# My cat has great makeup 24/7...



## blushbunny (Dec 6, 2006)

Hi all! I am just joining Spektra after hovering (and drooling!) for a while! I am officially jealous - my cat has perfect black eyeliner all the time and it's just not fair! Plus black just looks too scary on me due to being mega pale! 

A quick bit about me - I'm from Melbourne Australia and am only just getting into makeup even though I'm mid-twenties! I've never been confident to play with colours much...until now! Am loving looking at all the FOTDs :notworthy: you ladies are all so beautiful! 

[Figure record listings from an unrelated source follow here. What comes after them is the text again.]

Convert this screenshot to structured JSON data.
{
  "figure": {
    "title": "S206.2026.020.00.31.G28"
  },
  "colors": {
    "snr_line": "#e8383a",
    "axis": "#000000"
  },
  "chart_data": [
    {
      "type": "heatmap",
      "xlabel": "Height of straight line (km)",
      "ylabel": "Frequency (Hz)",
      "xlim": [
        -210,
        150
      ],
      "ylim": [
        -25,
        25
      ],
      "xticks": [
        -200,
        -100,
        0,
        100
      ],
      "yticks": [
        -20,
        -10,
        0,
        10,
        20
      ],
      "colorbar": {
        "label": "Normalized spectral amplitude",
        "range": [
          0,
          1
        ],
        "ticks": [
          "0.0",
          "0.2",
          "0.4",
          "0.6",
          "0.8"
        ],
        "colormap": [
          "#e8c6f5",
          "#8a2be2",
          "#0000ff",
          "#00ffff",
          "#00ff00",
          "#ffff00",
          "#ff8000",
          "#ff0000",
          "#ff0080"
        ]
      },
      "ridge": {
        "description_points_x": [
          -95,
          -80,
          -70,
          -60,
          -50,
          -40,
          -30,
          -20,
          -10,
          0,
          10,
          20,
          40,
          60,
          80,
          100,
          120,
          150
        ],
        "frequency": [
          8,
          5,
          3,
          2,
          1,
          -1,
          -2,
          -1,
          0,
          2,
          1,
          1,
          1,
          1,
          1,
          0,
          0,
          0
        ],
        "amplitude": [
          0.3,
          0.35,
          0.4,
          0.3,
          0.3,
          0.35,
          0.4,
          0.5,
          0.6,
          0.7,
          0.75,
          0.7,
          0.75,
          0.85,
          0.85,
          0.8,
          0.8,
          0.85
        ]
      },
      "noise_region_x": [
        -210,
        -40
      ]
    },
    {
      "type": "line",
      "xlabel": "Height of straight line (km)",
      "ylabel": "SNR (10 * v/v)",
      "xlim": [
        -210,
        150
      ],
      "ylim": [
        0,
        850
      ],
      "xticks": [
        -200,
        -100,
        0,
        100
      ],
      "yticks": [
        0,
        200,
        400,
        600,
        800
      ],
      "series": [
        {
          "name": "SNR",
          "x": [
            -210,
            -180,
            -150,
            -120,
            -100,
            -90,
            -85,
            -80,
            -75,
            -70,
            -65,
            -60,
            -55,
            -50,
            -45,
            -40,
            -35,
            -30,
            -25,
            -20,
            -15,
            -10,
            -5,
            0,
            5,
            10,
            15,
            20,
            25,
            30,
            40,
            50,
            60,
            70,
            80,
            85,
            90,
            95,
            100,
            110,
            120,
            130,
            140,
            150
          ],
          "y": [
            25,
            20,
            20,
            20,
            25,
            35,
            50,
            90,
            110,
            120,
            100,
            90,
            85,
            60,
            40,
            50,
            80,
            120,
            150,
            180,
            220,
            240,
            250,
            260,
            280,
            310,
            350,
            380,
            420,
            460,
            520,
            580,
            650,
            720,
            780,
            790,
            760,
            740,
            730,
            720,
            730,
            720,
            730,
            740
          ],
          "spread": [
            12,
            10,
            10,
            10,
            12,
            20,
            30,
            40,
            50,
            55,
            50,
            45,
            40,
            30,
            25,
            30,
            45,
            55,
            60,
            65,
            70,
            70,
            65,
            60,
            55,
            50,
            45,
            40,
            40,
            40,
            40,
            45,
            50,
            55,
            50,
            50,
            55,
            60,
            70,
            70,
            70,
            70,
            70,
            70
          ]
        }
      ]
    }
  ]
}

Hope to see you all around!


----------



## Janice (Dec 6, 2006)

Love the kitty! Welcome to Specktra.


----------



## MAC_Whore (Dec 6, 2006)

Welcome to Specktra!  
	

	
	
		
		

		
		
	


	



Your kitty is adorable. What is his or her name?


----------



## d_flawless (Dec 6, 2006)

how cute, welcome!


----------



## prinzessin784 (Dec 6, 2006)

awww I love your kitty!!


----------



## blushbunny (Dec 6, 2006)

Thanks for the welcomes!! 
	

	
	
		
		

		
		
	


	




His name is Couscous ( I was going through a Moroccan food-loving phase at the time I adopted him!) Our other cat is called Moo (it's the noise he makes when you pick him up and he's not in the mood - he sounds just like a little cow!)


----------



## Scarlett (Dec 6, 2006)

Awww, cute Couscous! Welcome; I am new here too. I also have two cats; my orange tabby has gorgeous brownish orange eyeliner all the time, too.


----------



## blushbunny (Dec 6, 2006)

Quote:

   Originally Posted by *Scarlett* 

 
_Awww, cute Couscous! Welcome; I am new here too. I also have two cats; my orange tabby has gorgeous brownish orange eyeliner all the time, too._

 





 What do you reckon - should we start a cat appreciation thread?? Dunno if anyone else has noticed, but I swear so many makeup addicts also seem to be cat lovers! Maybe it's got to do with them always looking so good... brownish orange eyeliner sounds hot! Wish I was born with perfect eyeliner too!


----------



## juli (Dec 6, 2006)

Welcome to Specktra! Cute cat!


----------



## Dawn (Dec 7, 2006)

Welcome to Specktra!
Your cat is SOOOO cute!


----------



## ExquisiteImages (Dec 10, 2006)




----------



## hyperRealGurl (Dec 13, 2006)

welcome to specktra


----------



## ben (Dec 13, 2006)

hi, cute cat


----------



## jayme (Dec 13, 2006)

Hi ,

very nice and cute kitty . . .
	

	
	
		
		

		
		
	


	




jayme


----------



## caffn8me (Dec 18, 2006)

Hey there!  You'll get some awesome suggestions about colours here.  We have some truly talented folks on Specktra.  I hope you really have a great time here.


----------



## blushbunny (Dec 18, 2006)

Quote:

   Originally Posted by *caffn8me* 

 
_Hey there! You'll get some awesome suggestions about colours here. We have some truly talented folks on Specktra. I hope you really have a great time here. 
	

	
	
		
		

		
		
	


	


_

 
Thanks again! I get so inspired looking at all the hot FOTDs - there are some mega talented and gorgeous girls out there!


----------



## caffn8me (Dec 18, 2006)

Quote:

   Originally Posted by *blushbunny* 

 
_there are some mega talented and gorgeous girls out there! 
	

	
	
		
		

		
		
	


	


_

 
....and guys - everyone seems to forget the guys but just look at the great eye work in littlemakeupboy's diamonds on my eyes ,di di diamonds in my ears FOTD

Sarah, Specktra's equal opportunities and political correctness enforcement officer (just joking!)


----------



## blushbunny (Dec 18, 2006)

Quote:

   Originally Posted by *caffn8me* 

 
_....and guys - everyone seems to forget the guys but just look at the great eye work in littlemakeupboy's diamonds on my eyes ,di di diamonds in my ears FOTD

Sarah, Specktra's equal opportunities and political correctness enforcement officer (just joking!)_

 
Hee hee, my bad! :durrr:  I did notice his FOTD actually and was suitably impressed by it this morning! Just love checking out those ace slaps before the day at work...


----------



## jayme (Dec 24, 2006)

Happy Christmas . . . 
	

	
	
		
		

		
		
	


	




jayme


----------